Display, software, pricing, and availability
The Chromebook Flip C302CA features a handsome 12.5-inch display running Full HD (1,920 x 1,080) resolution at 176 pixels per inch. The computer is actually pre-set to 1,536 x 864 (to increase text readability, we think), but this can easily be switched to maximum resolution. We found that colors looked sharp on the Flip, with appropriate sharpness, contrast, and white tint, but the glossy screen reflects too much light, and the default brightness is a bit low for our tastes. For a touchscreen — built to support up to 10 multi-touch inputs — it’s a quality offering.
Unfortunately, “quality” isn’t enough to compete with the gorgeous display on the Samsung Chromebook Pro. The 12.3-inch screen runs 2,400 x 1,600 resolution at 235 pixels per inch, which is noticeably sharper than the Asus’ screen. The Pro’s display boasts bright, vivid colors and deep blacks, creating an excellent contrast to go with the high resolution, and the 3:2 aspect ratio, while unusual for a laptop, actually works well here, making the computer feel more natural while in tablet mode. In particular, Android apps can run comfortably in both portrait and landscape orientations, which is a rarity — even for dedicated tablets.

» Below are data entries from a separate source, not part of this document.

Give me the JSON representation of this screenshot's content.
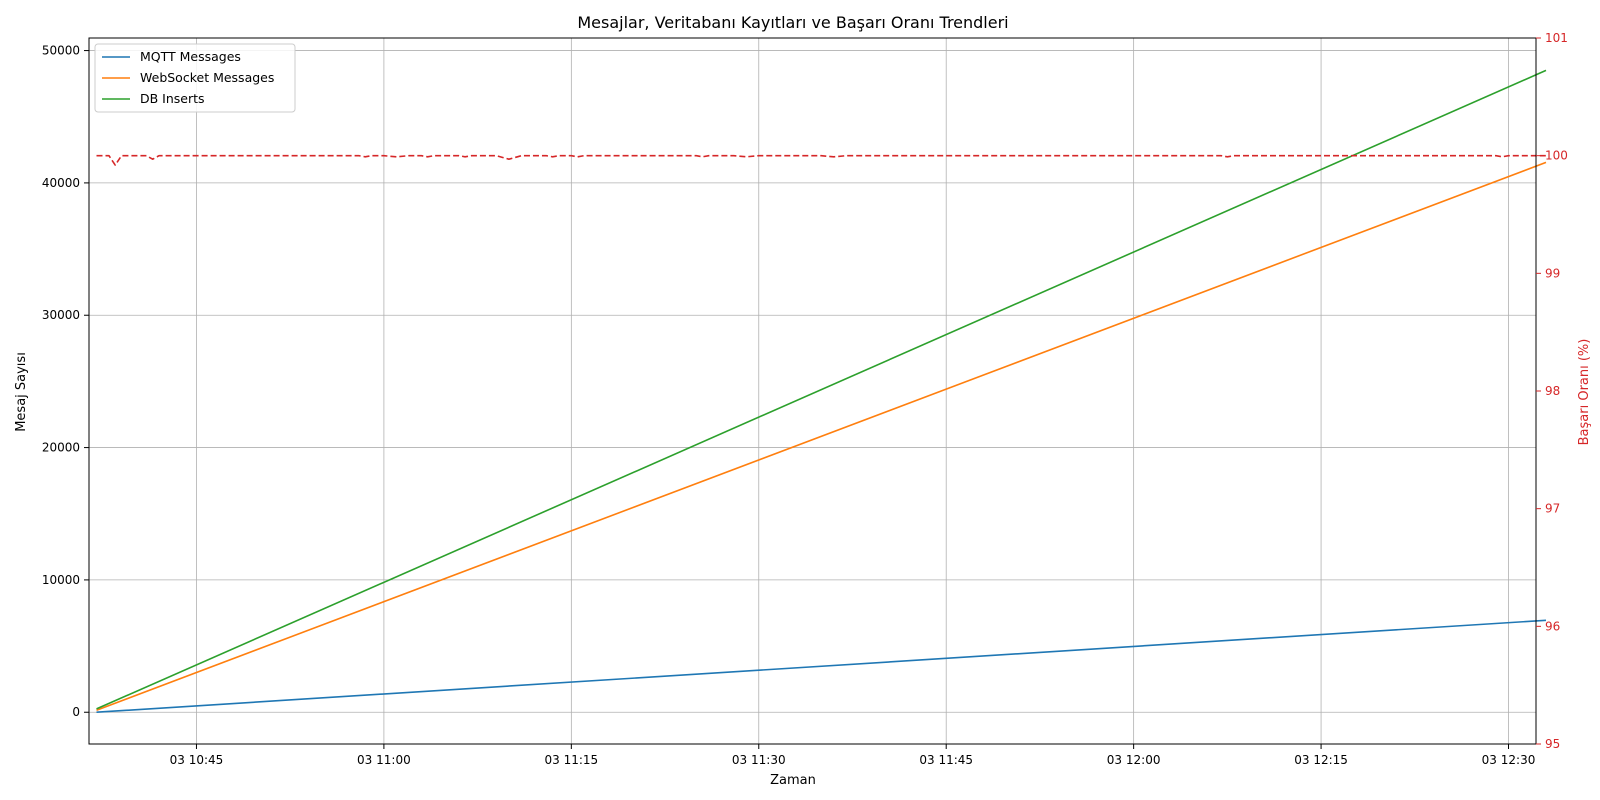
{
  "chart_data": {
    "type": "line",
    "title": "Mesajlar, Veritabanı Kayıtları ve Başarı Oranı Trendleri",
    "xlabel": "Zaman",
    "ylabel": "Mesaj Sayısı",
    "ylabel_right": "Başarı Oranı (%)",
    "x_range": [
      "10:36:24",
      "12:32:12"
    ],
    "x_ticks": [
      {
        "t": "10:45",
        "label": "03 10:45"
      },
      {
        "t": "11:00",
        "label": "03 11:00"
      },
      {
        "t": "11:15",
        "label": "03 11:15"
      },
      {
        "t": "11:30",
        "label": "03 11:30"
      },
      {
        "t": "11:45",
        "label": "03 11:45"
      },
      {
        "t": "12:00",
        "label": "03 12:00"
      },
      {
        "t": "12:15",
        "label": "03 12:15"
      },
      {
        "t": "12:30",
        "label": "03 12:30"
      }
    ],
    "ylim": [
      -2400,
      50950
    ],
    "y_ticks": [
      0,
      10000,
      20000,
      30000,
      40000,
      50000
    ],
    "ylim_right": [
      95,
      101
    ],
    "y_ticks_right": [
      95,
      96,
      97,
      98,
      99,
      100,
      101
    ],
    "grid": true,
    "legend": "top-left",
    "series": [
      {
        "name": "MQTT Messages",
        "color": "#1f77b4",
        "axis": "left",
        "style": "solid",
        "points": [
          [
            "10:37",
            0
          ],
          [
            "12:33",
            6950
          ]
        ]
      },
      {
        "name": "WebSocket Messages",
        "color": "#ff7f0e",
        "axis": "left",
        "style": "solid",
        "points": [
          [
            "10:37",
            150
          ],
          [
            "12:33",
            41550
          ]
        ]
      },
      {
        "name": "DB Inserts",
        "color": "#2ca02c",
        "axis": "left",
        "style": "solid",
        "points": [
          [
            "10:37",
            250
          ],
          [
            "12:33",
            48500
          ]
        ]
      },
      {
        "name": "",
        "color": "#d62728",
        "axis": "right",
        "style": "dashed",
        "points": [
          [
            "10:37",
            100
          ],
          [
            "10:38",
            100
          ],
          [
            "10:38:30",
            99.92
          ],
          [
            "10:39",
            100
          ],
          [
            "10:41",
            100
          ],
          [
            "10:41:30",
            99.97
          ],
          [
            "10:42",
            100
          ],
          [
            "10:58",
            100
          ],
          [
            "10:58:30",
            99.99
          ],
          [
            "10:59",
            100
          ],
          [
            "11:00",
            100
          ],
          [
            "11:01",
            99.99
          ],
          [
            "11:02",
            100
          ],
          [
            "11:03",
            100
          ],
          [
            "11:03:30",
            99.99
          ],
          [
            "11:04",
            100
          ],
          [
            "11:06",
            100
          ],
          [
            "11:06:30",
            99.99
          ],
          [
            "11:07",
            100
          ],
          [
            "11:09",
            100
          ],
          [
            "11:10",
            99.97
          ],
          [
            "11:11",
            100
          ],
          [
            "11:13",
            100
          ],
          [
            "11:13:30",
            99.99
          ],
          [
            "11:14",
            100
          ],
          [
            "11:15",
            100
          ],
          [
            "11:15:30",
            99.99
          ],
          [
            "11:16",
            100
          ],
          [
            "11:25",
            100
          ],
          [
            "11:25:30",
            99.99
          ],
          [
            "11:26",
            100
          ],
          [
            "11:28",
            100
          ],
          [
            "11:29",
            99.99
          ],
          [
            "11:30",
            100
          ],
          [
            "11:35",
            100
          ],
          [
            "11:36",
            99.99
          ],
          [
            "11:37",
            100
          ],
          [
            "12:07",
            100
          ],
          [
            "12:07:30",
            99.99
          ],
          [
            "12:08",
            100
          ],
          [
            "12:29",
            100
          ],
          [
            "12:29:30",
            99.99
          ],
          [
            "12:30",
            100
          ],
          [
            "12:33",
            100
          ]
        ]
      }
    ]
  }
}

Winner: Samsung Chromebook Pro
The Chromebook Pro — along with the accompanying Chromebook Plus, released last month — was billed as the first Chromebook designed with Android apps in mind. The computer has accelerometers and gyroscopic sensors built-in for tilting and steering in games, and the included digitizer pen can be extremely useful for taking notes and performing other tasks.

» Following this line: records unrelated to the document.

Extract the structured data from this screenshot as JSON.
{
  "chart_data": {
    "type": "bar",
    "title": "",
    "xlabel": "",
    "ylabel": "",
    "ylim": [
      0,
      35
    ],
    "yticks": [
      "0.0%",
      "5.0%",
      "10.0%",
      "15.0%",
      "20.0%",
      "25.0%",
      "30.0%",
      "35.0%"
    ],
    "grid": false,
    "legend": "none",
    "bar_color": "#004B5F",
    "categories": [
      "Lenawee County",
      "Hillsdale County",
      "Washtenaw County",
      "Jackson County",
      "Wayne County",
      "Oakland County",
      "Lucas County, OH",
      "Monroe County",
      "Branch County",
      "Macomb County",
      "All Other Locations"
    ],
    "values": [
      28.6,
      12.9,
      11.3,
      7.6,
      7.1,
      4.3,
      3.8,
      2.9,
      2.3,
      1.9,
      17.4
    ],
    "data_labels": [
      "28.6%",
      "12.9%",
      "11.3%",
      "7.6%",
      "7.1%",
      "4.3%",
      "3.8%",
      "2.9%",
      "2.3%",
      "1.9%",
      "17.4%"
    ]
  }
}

The Intel Core m3 chip is easily powerful enough to breeze through most (if not all) apps available via the Google Play Store, even at maximum settings. There are a few minor issues — the computer sometimes lags while switching between Android apps and Chrome OS activities, and the “back” button is inconveniently located for use in tablet mode — but it’s hard to complain about a feature that no other Chromebook has.
However, the Asus Chromebook Flip isn’t far behind. It also has an accelerometer and a gyroscope, and it has beta support for Android apps. It does not have a stylus — though that’s not a required feature for full support. Samsung’s model has only the slightest edge here.
Winner: Samsung Chromebook Pro (by a hair)
Pricing and availability
As we mentioned before, Asus lists three versions of the Flip on its website, but only one is currently available (unless you’re buying secondhand). For $500, you’re getting extremely good value in a 2-in-1, with a processor powerful enough to speed through nearly any activity. Compared to machines like the Lenovo ThinkPad 13 and HP Chromebook 13, you’re getting similar specs and more flash storage for about the same price — plus, it has a tablet mode. You can get the Flip on Amazon, though the Asus web store appears to be out of stock at the moment. The Chromebook Pro isn’t out yet, so if you need a laptop this very second, you’ll have to go with the Asus.
Winner: Asus Chromebook Flip C302CA
Overall winner: Samsung Chromebook Pro
Ultimately, there’s not much difference between these two computers. Both are solid 2-in-1 options that function well in both laptop and tablet mode, with identical processors and generally similar specifications across the board. If you can’t wait any longer, go ahead and buy the Asus Chromebook Flip C302CA. It’s better than most comparable options, at an extremely reasonable price point.
If you can afford to be patient, though, give it a pass until the Samsung Chromebook Pro releases in the next few weeks. For just $50 more, you’ll get a superior display and a stylus. Sure, it’s rough around the edges in a few places, but the advantages outweigh the drawbacks here.
If you don’t think you’ll need the processing power of the Pro’s Core m3 chip, you can get the Chromebook Plus — which is otherwise identical to the Pro, right down to the great display — for less than $450 on Amazon.